Norment's father, a college professor, took a job with Temple University and moved with his son to Philadelphia so he could swim with PDR year-round. Michael won the 200-yard breaststroke at the junior nationals two years later. Teammate Jason Webb, another African-American, won the 200-yard backstroke. PDR won the men's medley relay. All three victories came in record times. Ellis had done the improbable: black coach, black swimmers, inner-city team, junior national titles.

Ellis' success, however, came with an ironic twist. As PDR's stature grew, its composition lightened to the point that it is no longer just a black swim club, but rather a diverse, quality team that happens to have a large percentage of black swimmers. At a practice of his senior group this fall, only half the swimmers were black. What's more, none came from neighborhoods that surround PDR's indoor facility in northern Philadelphia.
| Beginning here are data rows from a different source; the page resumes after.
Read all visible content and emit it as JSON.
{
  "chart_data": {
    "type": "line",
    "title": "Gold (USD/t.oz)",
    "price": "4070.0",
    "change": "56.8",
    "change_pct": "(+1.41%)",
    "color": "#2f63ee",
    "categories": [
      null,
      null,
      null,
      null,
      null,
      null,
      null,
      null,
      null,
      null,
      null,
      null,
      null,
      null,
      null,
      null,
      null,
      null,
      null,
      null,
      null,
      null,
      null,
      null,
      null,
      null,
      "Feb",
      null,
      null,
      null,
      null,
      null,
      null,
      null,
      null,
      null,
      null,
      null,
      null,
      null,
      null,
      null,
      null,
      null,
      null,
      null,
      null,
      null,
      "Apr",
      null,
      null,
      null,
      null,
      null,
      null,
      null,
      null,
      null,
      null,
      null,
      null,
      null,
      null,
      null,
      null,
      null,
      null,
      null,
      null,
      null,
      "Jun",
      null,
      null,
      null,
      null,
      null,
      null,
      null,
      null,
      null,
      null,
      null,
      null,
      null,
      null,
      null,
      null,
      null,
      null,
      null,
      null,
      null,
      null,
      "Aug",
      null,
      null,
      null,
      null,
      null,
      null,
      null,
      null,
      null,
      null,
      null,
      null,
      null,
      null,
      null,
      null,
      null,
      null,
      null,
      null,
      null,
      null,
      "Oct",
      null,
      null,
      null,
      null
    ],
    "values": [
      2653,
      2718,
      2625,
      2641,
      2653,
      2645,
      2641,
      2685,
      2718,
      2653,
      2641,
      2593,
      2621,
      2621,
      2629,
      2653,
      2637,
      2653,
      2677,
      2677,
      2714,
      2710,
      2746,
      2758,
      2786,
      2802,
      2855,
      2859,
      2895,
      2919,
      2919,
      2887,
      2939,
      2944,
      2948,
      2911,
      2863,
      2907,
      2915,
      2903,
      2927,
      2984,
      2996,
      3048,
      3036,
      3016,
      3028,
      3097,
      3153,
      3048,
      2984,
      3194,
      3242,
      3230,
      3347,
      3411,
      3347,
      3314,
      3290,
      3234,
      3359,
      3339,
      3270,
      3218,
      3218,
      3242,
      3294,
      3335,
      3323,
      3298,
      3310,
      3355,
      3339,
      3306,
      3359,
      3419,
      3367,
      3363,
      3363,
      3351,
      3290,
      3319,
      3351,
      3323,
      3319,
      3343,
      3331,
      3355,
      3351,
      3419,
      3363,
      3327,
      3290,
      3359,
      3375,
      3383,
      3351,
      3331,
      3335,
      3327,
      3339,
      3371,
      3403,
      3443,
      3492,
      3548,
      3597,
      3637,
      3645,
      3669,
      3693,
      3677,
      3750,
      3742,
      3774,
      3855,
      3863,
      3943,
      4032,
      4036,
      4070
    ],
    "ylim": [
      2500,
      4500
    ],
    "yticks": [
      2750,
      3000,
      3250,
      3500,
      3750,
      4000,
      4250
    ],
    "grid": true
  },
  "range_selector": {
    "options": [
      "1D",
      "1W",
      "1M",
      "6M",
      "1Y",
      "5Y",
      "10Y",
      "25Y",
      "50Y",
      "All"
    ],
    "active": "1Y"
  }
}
PDR might be an inner-city club, but it's mostly middle class with yearly dues for each of its swimmers up to $725.

"What I need is a 50-meter pool and enough money so that I can walk away from my (high school) teaching job," Ellis says. "Give me both and I will rock and roll."
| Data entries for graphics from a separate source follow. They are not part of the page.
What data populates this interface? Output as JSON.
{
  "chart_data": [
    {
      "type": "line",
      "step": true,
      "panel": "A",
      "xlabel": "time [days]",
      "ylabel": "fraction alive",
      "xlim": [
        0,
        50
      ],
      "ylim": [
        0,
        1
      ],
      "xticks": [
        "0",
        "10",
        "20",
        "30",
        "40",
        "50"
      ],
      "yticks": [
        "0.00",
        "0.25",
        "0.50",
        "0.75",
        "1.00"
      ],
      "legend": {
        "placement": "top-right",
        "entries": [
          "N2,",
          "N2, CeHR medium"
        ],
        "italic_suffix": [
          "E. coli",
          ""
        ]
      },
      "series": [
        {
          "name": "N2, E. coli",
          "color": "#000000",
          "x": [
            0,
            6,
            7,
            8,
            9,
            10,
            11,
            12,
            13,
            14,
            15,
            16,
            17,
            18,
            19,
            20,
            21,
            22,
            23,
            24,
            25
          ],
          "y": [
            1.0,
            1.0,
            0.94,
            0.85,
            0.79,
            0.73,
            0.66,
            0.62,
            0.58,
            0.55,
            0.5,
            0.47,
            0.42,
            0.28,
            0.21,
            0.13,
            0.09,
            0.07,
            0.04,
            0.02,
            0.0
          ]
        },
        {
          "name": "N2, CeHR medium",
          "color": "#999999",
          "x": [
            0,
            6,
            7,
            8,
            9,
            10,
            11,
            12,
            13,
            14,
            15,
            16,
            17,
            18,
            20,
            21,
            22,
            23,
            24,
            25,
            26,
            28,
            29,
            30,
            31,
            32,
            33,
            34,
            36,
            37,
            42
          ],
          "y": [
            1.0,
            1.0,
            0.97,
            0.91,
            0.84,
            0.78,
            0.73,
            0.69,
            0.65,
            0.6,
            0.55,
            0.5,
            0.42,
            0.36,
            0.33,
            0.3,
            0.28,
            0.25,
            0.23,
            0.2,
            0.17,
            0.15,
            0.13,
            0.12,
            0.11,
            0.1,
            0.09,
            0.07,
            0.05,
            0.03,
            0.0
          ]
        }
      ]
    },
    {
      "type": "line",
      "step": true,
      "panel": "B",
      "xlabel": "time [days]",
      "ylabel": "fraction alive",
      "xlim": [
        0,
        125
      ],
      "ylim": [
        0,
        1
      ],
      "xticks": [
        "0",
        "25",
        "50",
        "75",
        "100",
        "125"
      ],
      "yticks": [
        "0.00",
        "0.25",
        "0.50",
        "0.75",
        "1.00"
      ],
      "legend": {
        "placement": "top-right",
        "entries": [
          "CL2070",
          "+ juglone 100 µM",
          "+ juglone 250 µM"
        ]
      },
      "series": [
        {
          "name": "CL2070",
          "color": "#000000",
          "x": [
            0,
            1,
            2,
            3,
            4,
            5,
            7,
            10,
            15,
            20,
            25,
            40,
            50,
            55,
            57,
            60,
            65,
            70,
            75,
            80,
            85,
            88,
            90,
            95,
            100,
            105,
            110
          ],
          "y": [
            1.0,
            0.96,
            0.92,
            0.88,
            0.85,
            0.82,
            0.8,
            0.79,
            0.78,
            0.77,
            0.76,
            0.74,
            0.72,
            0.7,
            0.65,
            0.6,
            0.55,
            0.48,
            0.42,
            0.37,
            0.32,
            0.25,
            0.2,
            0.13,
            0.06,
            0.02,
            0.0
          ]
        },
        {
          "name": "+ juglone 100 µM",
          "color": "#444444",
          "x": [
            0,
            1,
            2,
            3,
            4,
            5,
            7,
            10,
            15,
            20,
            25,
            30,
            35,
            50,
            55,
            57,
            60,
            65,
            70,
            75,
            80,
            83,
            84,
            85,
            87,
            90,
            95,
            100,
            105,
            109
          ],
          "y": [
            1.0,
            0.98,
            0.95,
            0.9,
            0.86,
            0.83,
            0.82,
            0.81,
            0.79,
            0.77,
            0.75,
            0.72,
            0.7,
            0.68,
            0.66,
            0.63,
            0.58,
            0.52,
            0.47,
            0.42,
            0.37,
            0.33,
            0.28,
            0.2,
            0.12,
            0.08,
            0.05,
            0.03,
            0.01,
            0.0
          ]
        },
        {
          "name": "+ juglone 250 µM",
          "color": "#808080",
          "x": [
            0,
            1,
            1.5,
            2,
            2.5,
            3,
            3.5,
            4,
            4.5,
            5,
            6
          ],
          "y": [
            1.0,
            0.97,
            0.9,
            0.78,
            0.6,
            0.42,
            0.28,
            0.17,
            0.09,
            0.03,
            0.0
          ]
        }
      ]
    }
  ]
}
A good facility, a well-paid coach, and blacks and Hispanics, as well as a sizeable number of whites, will be knocking down Ellis' door. It's the model for increasing diversity within competitive swimming. The only thing missing is the money to make it happen, money the American swimming community doesn't have.

"I don't want to look at this as a black-white issue, or a rich-poor issue, but as an issue of access, both to the facilities to train and the coaches to run the programs," says Wielgus. "But we can't get in the business of building facilities. We don't have the financial resources to even think about that.”

NATURE TAKE ITS COURSE

Perhaps the best solution to swimming's diversity challenge would be simplest and the least expensive. Why not let nature take its course?

Giles Smith learned to swim at a local pool in a Baltimore suburb. He then joined a black club in Baltimore City "as a way to slowly bring him into the fold in an environment where he wouldn't feel strange," his father, Harold, says. "It was a place where he wouldn't be singled out."

After his abundant talent became apparent, Giles moved on to a more competitive club. His parents, solidly middle class, could afford the dues and the other expenses. Unlike Norment 12 years earlier, Giles didn't have to look to another state. Nearby was a club (CATY Barracudas) with 20 percent of its swimmers who were black. He's been thriving ever since. As a nine-year-old, he's within tenths of a second of AAAA times in two events.

"The only thing missing for Giles and other young black swimmers is a role model," says Harold Smith. "What we need is to get a black swimmer on an Olympic team."

Giles Smith represents the future of minority swimmers in America. As more like him move into the middle class, swimming will simply become another option rather than an exception. The number who choose to compete will increase steadily. It's inevitable. Whether it will be quick enough to satisfy outside organizations, however, is another matter.

As Wielgus said, the problems attendant to swimming and diversity are huge, expensive and political.